Je recommanderais aux étudiants de trouver d’autres formes de lutte et de protestation, excluant toute forme de violence, qu’elle soit physique ou verbale. Je convierais les étudiants à arrêter de se faire justice en jetant des pierres à des innocents et en démolissant les biens publics et privés. Qu’ils apprennent à obtempérer aux sommations et aux interdits, au lieu de défier et d’attaquer les Forces de l’ordre ! Qu’ils se souviennent de ce que j’ai écrit quelque part dans un roman : «La grève est un acte démocratique détestable, car elle fait toujours des victimes innocentes.»

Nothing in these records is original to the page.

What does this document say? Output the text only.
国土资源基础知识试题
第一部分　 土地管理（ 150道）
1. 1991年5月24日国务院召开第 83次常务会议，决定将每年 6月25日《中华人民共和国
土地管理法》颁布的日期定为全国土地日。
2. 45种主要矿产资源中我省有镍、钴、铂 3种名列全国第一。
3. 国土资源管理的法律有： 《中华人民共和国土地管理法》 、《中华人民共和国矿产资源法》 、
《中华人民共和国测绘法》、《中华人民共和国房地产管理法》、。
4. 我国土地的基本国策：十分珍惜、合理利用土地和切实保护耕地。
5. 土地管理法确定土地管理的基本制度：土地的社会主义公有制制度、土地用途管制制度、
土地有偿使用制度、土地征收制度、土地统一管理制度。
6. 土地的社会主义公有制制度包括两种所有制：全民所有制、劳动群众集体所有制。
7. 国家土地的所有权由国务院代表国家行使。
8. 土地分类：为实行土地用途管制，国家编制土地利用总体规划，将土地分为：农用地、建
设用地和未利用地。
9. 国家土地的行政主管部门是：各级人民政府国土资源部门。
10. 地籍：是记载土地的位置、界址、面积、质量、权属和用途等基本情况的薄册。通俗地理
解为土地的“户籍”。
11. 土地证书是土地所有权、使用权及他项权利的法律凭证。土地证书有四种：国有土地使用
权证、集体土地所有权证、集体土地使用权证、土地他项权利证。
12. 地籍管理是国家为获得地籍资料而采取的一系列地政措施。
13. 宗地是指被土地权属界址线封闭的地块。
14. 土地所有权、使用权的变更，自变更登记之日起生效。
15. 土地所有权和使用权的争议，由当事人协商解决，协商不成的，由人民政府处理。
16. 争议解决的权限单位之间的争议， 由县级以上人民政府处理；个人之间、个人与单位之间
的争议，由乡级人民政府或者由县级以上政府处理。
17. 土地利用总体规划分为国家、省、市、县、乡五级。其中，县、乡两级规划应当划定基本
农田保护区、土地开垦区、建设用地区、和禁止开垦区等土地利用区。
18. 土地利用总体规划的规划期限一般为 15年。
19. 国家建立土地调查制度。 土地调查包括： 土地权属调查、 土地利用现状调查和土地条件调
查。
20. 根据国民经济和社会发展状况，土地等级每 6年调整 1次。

Je rappellerais aux étudiants de mon pays ces sages paroles de wolof Ndiaye : «Foo fekk nit kuy yàq, lamuy yàq moomuko ! Bu fekkee ni moo ko moom, kon ab dof la !» (Quiconque démolit des biens n’en est pas le propriétaire. S’il en était le propriétaire, il peut alors être considéré comme un déséquilibré !). Je voudrais inviter les étudiants qui, ne l’oublions pas, sont nos enfants, notre espoir, à refuser d’être assimilés à cet adage parce qu’ils sont dotés d’intelligence et de raison. C’est pour cela qu’ils sont à l’université. Nous les aimons tous, nous les aimons bien. Ils sont appelés à diriger notre cher pays, à l’image du Président Macky Sall, lui-même ancien étudiant de l’Ucad. J’invite donc la jeunesse estudiantine à tourner définitivement le dos à la violence et à s’armer des qualités suivantes : Jàmm (la paix), Jàng (étudier), Jom (sens de l’honneur) et Jub (la droiture).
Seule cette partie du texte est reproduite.